Olympic Games bid on ice
THE State Government has had no recent discussions about a Brisbane Olympics bid despite the city favoured as a future candidate by the Australian Olympic Committee.
The issue of an Olympic Games being brought back to Australia has been rekindled by a seminar in Melbourne this week which will examine the desirability of the Victorian capital making a bid to host the Olympics for a second time.
Kate Roffey, chief executive of the Committee of Melbourne, which is involved in the conference Sport in Victoria: Who’s really winning, said a Melbourne Olympic bid was getting “momentum’’.
The Beattie government put on the agenda in 2005 a Brisbane bid for the Olympics during the 2020s.
AOC president John Coates said that Brisbane is the most likely successful candidate city from Australia as cities which had not previously hosted an Olympics are best placed to win an International Olympic Committee vote.
Melbourne was the first Australian city to host the Olympics, in 1956, and Sydney won high praise from the IOC for its 2000 Games. Asked yesterday if state ministers or department staffers had been in any meetings in the past two years about a Brisbane bid, a State Government spokesperson said there had been “no discussions with any party regarding hosting/bidding for the Olympics’’.
The State Government was focused on delivering an outstanding Commonwealth Games event on the Gold Coast in 2018.
“This will be the biggest sporting event in Australia in over a decade,’’ the spokesperson said.

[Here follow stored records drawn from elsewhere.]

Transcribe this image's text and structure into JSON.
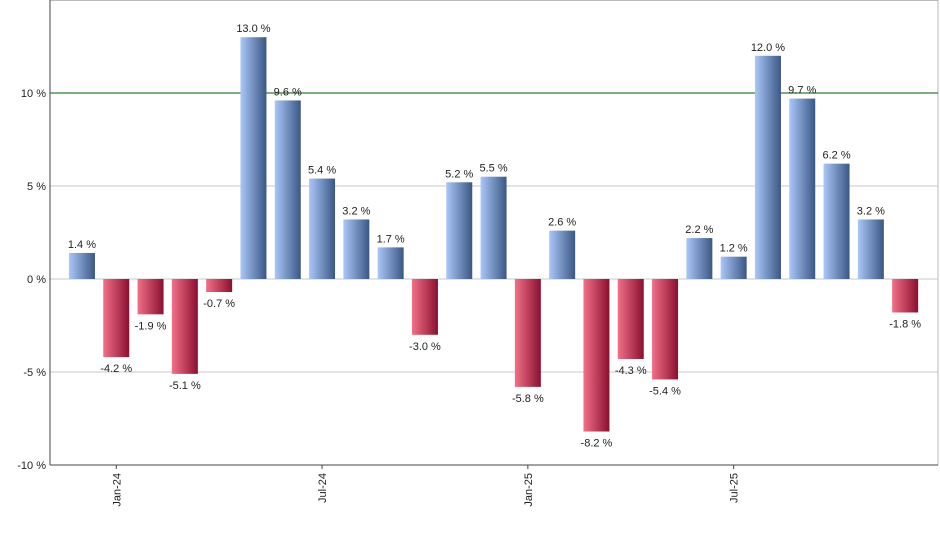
{
  "chart_data": {
    "type": "bar",
    "categories": [
      null,
      "Jan-24",
      null,
      null,
      null,
      null,
      null,
      "Jul-24",
      null,
      null,
      null,
      null,
      null,
      "Jan-25",
      null,
      null,
      null,
      null,
      null,
      "Jul-25",
      null,
      null,
      null,
      null,
      null
    ],
    "values": [
      1.4,
      -4.2,
      -1.9,
      -5.1,
      -0.7,
      13.0,
      9.6,
      5.4,
      3.2,
      1.7,
      -3.0,
      5.2,
      5.5,
      -5.8,
      2.6,
      -8.2,
      -4.3,
      -5.4,
      2.2,
      1.2,
      12.0,
      9.7,
      6.2,
      3.2,
      -1.8
    ],
    "value_labels": [
      "1.4 %",
      "-4.2 %",
      "-1.9 %",
      "-5.1 %",
      "-0.7 %",
      "13.0 %",
      "9.6 %",
      "5.4 %",
      "3.2 %",
      "1.7 %",
      "-3.0 %",
      "5.2 %",
      "5.5 %",
      "-5.8 %",
      "2.6 %",
      "-8.2 %",
      "-4.3 %",
      "-5.4 %",
      "2.2 %",
      "1.2 %",
      "12.0 %",
      "9.7 %",
      "6.2 %",
      "3.2 %",
      "-1.8 %"
    ],
    "positive_colors": [
      "#aac7f8",
      "#3a5784"
    ],
    "negative_colors": [
      "#f27088",
      "#8a1030"
    ],
    "ylim": [
      -10,
      15
    ],
    "yticks": [
      {
        "value": -10,
        "label": "-10 %"
      },
      {
        "value": -5,
        "label": "-5 %"
      },
      {
        "value": 0,
        "label": "0 %"
      },
      {
        "value": 5,
        "label": "5 %"
      },
      {
        "value": 10,
        "label": "10 %"
      }
    ],
    "reference_line": {
      "value": 10,
      "color": "#2f7d32"
    },
    "grid": true
  }
}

“Gold Coast 2018 will provide enormous social and economic benefits for the entire state. It will also cement Queensland’s reputation and track record as a leader in delivering first-class, major international events.’’

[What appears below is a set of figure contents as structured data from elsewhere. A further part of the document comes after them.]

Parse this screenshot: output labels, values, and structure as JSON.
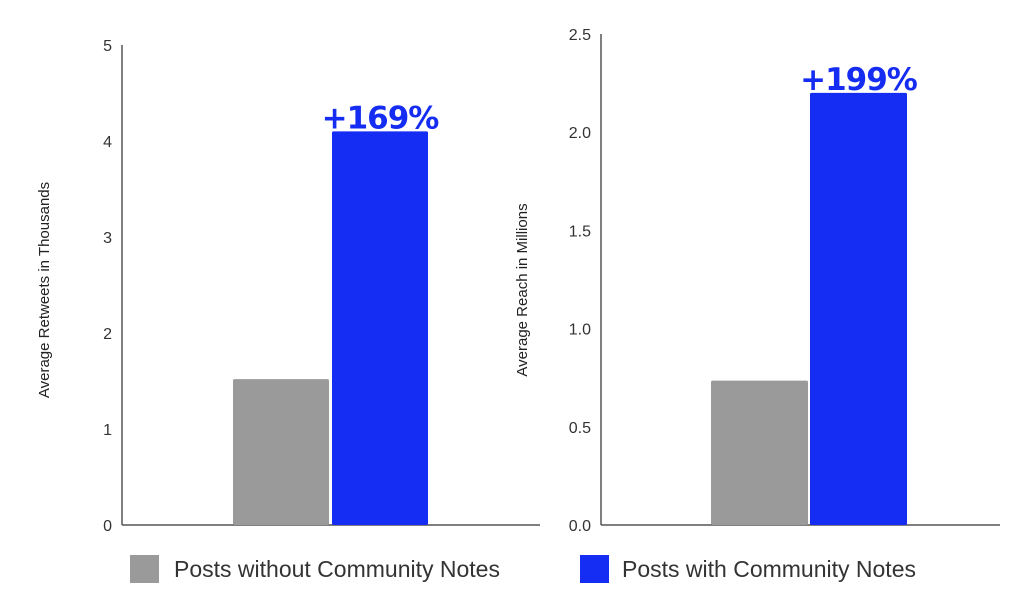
{
  "chart_data": [
    {
      "type": "bar",
      "title": "",
      "xlabel": "",
      "ylabel": "Average Retweets in Thousands",
      "ylim": [
        0,
        5
      ],
      "yticks": [
        "0",
        "1",
        "2",
        "3",
        "4",
        "5"
      ],
      "grid": false,
      "series": [
        {
          "name": "Posts without Community Notes",
          "values": [
            1.52
          ]
        },
        {
          "name": "Posts with Community Notes",
          "values": [
            4.1
          ]
        }
      ],
      "annotation": "+169%"
    },
    {
      "type": "bar",
      "title": "",
      "xlabel": "",
      "ylabel": "Average Reach in Millions",
      "ylim": [
        0,
        2.5
      ],
      "yticks": [
        "0.0",
        "0.5",
        "1.0",
        "1.5",
        "2.0",
        "2.5"
      ],
      "grid": false,
      "series": [
        {
          "name": "Posts without Community Notes",
          "values": [
            0.735
          ]
        },
        {
          "name": "Posts with Community Notes",
          "values": [
            2.2
          ]
        }
      ],
      "annotation": "+199%"
    }
  ],
  "legend": {
    "placement": "bottom",
    "items": [
      {
        "label": "Posts without Community Notes",
        "color": "#9a9a9a"
      },
      {
        "label": "Posts with Community Notes",
        "color": "#152cf2"
      }
    ]
  },
  "colors": {
    "without": "#9a9a9a",
    "with": "#152cf2",
    "axis": "#555555"
  }
}
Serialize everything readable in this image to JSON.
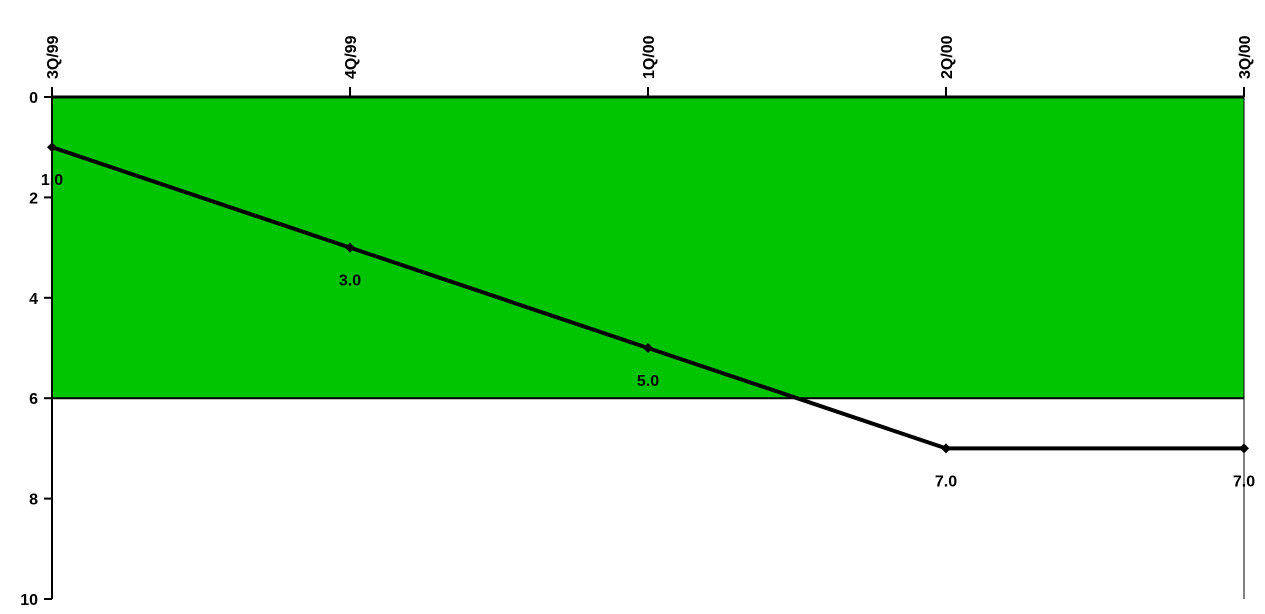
{
  "chart_data": {
    "type": "line",
    "title": "",
    "xlabel": "",
    "ylabel": "",
    "categories": [
      "3Q/99",
      "4Q/99",
      "1Q/00",
      "2Q/00",
      "3Q/00"
    ],
    "series": [
      {
        "values": [
          1.0,
          3.0,
          5.0,
          7.0,
          7.0
        ],
        "data_labels": [
          "1.0",
          "3.0",
          "5.0",
          "7.0",
          "7.0"
        ]
      }
    ],
    "ylim": [
      0,
      10
    ],
    "y_inverted": true,
    "y_ticks": [
      0,
      2,
      4,
      6,
      8,
      10
    ],
    "y_tick_labels": [
      "0",
      "2",
      "4",
      "6",
      "8",
      "10"
    ],
    "x_axis_position": "top",
    "x_tick_label_orientation": "vertical",
    "shaded_band": {
      "from": 0,
      "to": 6,
      "color": "#00c400"
    },
    "line_color": "#000000",
    "marker": "diamond",
    "grid": false,
    "legend": "none"
  }
}
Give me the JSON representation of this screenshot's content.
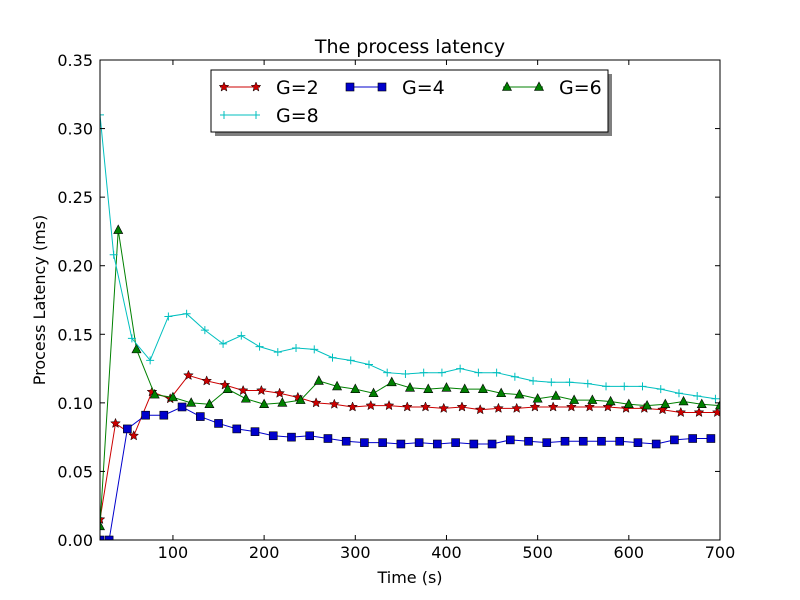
{
  "chart_data": {
    "type": "line",
    "title": "The process latency",
    "xlabel": "Time (s)",
    "ylabel": "Process Latency (ms)",
    "xlim": [
      20,
      700
    ],
    "ylim": [
      0,
      0.35
    ],
    "xticks": [
      100,
      200,
      300,
      400,
      500,
      600,
      700
    ],
    "yticks": [
      0.0,
      0.05,
      0.1,
      0.15,
      0.2,
      0.25,
      0.3,
      0.35
    ],
    "xtick_labels": [
      "100",
      "200",
      "300",
      "400",
      "500",
      "600",
      "700"
    ],
    "ytick_labels": [
      "0.00",
      "0.05",
      "0.10",
      "0.15",
      "0.20",
      "0.25",
      "0.30",
      "0.35"
    ],
    "grid": false,
    "legend_position": "top-center",
    "legend_columns": 3,
    "x": [
      20,
      30,
      40,
      50,
      60,
      70,
      80,
      90,
      100,
      110,
      120,
      130,
      140,
      150,
      160,
      170,
      180,
      190,
      200,
      210,
      220,
      230,
      240,
      250,
      260,
      270,
      280,
      290,
      300,
      310,
      320,
      330,
      340,
      350,
      360,
      370,
      380,
      390,
      400,
      410,
      420,
      430,
      440,
      450,
      460,
      470,
      480,
      490,
      500,
      510,
      520,
      530,
      540,
      550,
      560,
      570,
      580,
      590,
      600,
      610,
      620,
      630,
      640,
      650,
      660,
      670,
      680,
      690,
      700
    ],
    "series": [
      {
        "name": "G=2",
        "color": "#cc0000",
        "marker": "star",
        "x": [
          20,
          37,
          57,
          77,
          97,
          117,
          137,
          157,
          177,
          197,
          217,
          237,
          257,
          277,
          297,
          317,
          337,
          357,
          377,
          397,
          417,
          437,
          457,
          477,
          497,
          517,
          537,
          557,
          577,
          597,
          617,
          637,
          657,
          677,
          697
        ],
        "values": [
          0.015,
          0.085,
          0.076,
          0.108,
          0.103,
          0.12,
          0.116,
          0.113,
          0.109,
          0.109,
          0.107,
          0.104,
          0.1,
          0.099,
          0.097,
          0.098,
          0.098,
          0.097,
          0.097,
          0.096,
          0.097,
          0.095,
          0.096,
          0.096,
          0.097,
          0.097,
          0.097,
          0.097,
          0.097,
          0.096,
          0.096,
          0.095,
          0.093,
          0.093,
          0.093
        ]
      },
      {
        "name": "G=4",
        "color": "#0000cc",
        "marker": "square",
        "x": [
          20,
          30,
          50,
          70,
          90,
          110,
          130,
          150,
          170,
          190,
          210,
          230,
          250,
          270,
          290,
          310,
          330,
          350,
          370,
          390,
          410,
          430,
          450,
          470,
          490,
          510,
          530,
          550,
          570,
          590,
          610,
          630,
          650,
          670,
          690
        ],
        "values": [
          0.0,
          0.0,
          0.081,
          0.091,
          0.091,
          0.097,
          0.09,
          0.085,
          0.081,
          0.079,
          0.076,
          0.075,
          0.076,
          0.074,
          0.072,
          0.071,
          0.071,
          0.07,
          0.071,
          0.07,
          0.071,
          0.07,
          0.07,
          0.073,
          0.072,
          0.071,
          0.072,
          0.072,
          0.072,
          0.072,
          0.071,
          0.07,
          0.073,
          0.074,
          0.074
        ]
      },
      {
        "name": "G=6",
        "color": "#008000",
        "marker": "triangle",
        "x": [
          20,
          40,
          60,
          80,
          100,
          120,
          140,
          160,
          180,
          200,
          220,
          240,
          260,
          280,
          300,
          320,
          340,
          360,
          380,
          400,
          420,
          440,
          460,
          480,
          500,
          520,
          540,
          560,
          580,
          600,
          620,
          640,
          660,
          680,
          700
        ],
        "values": [
          0.01,
          0.226,
          0.139,
          0.106,
          0.104,
          0.1,
          0.099,
          0.11,
          0.103,
          0.099,
          0.1,
          0.102,
          0.116,
          0.112,
          0.11,
          0.107,
          0.115,
          0.111,
          0.11,
          0.111,
          0.11,
          0.11,
          0.107,
          0.106,
          0.103,
          0.105,
          0.102,
          0.102,
          0.101,
          0.099,
          0.098,
          0.099,
          0.101,
          0.099,
          0.098
        ]
      },
      {
        "name": "G=8",
        "color": "#00bfbf",
        "marker": "plus",
        "x": [
          20,
          35,
          55,
          75,
          95,
          115,
          135,
          155,
          175,
          195,
          215,
          235,
          255,
          275,
          295,
          315,
          335,
          355,
          375,
          395,
          415,
          435,
          455,
          475,
          495,
          515,
          535,
          555,
          575,
          595,
          615,
          635,
          655,
          675,
          695
        ],
        "values": [
          0.31,
          0.208,
          0.147,
          0.131,
          0.163,
          0.165,
          0.153,
          0.143,
          0.149,
          0.141,
          0.137,
          0.14,
          0.139,
          0.133,
          0.131,
          0.128,
          0.122,
          0.121,
          0.122,
          0.122,
          0.125,
          0.122,
          0.122,
          0.119,
          0.116,
          0.115,
          0.115,
          0.114,
          0.112,
          0.112,
          0.112,
          0.11,
          0.107,
          0.105,
          0.103
        ]
      }
    ]
  }
}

Brisbane’s experience and expertise from the 1982 Commonwealth Games led to unsuccessful bids to host the 1992 and 1996 Olympics.
The 2024 Olympics is the next summer edition to be awarded by the IOC, with Tokyo to host in 2020.
Olympic-related costs are always a disincentive to bids, with the Rio de Janeiro 2016 Games organising committee revealing in April that the Games-related infrastructure budget had been revised to $11.54 billion.
Ms Roffey said the return on investment from London’s 2012 Olympics showed the merit in hosting the Games. “I believe Melbourne should go after the Olympics,’’ she said.
Mr Coates wanted to see how southeast Queensland developed in hotel and other infrastructure before a decision was made on a Brisbane bid.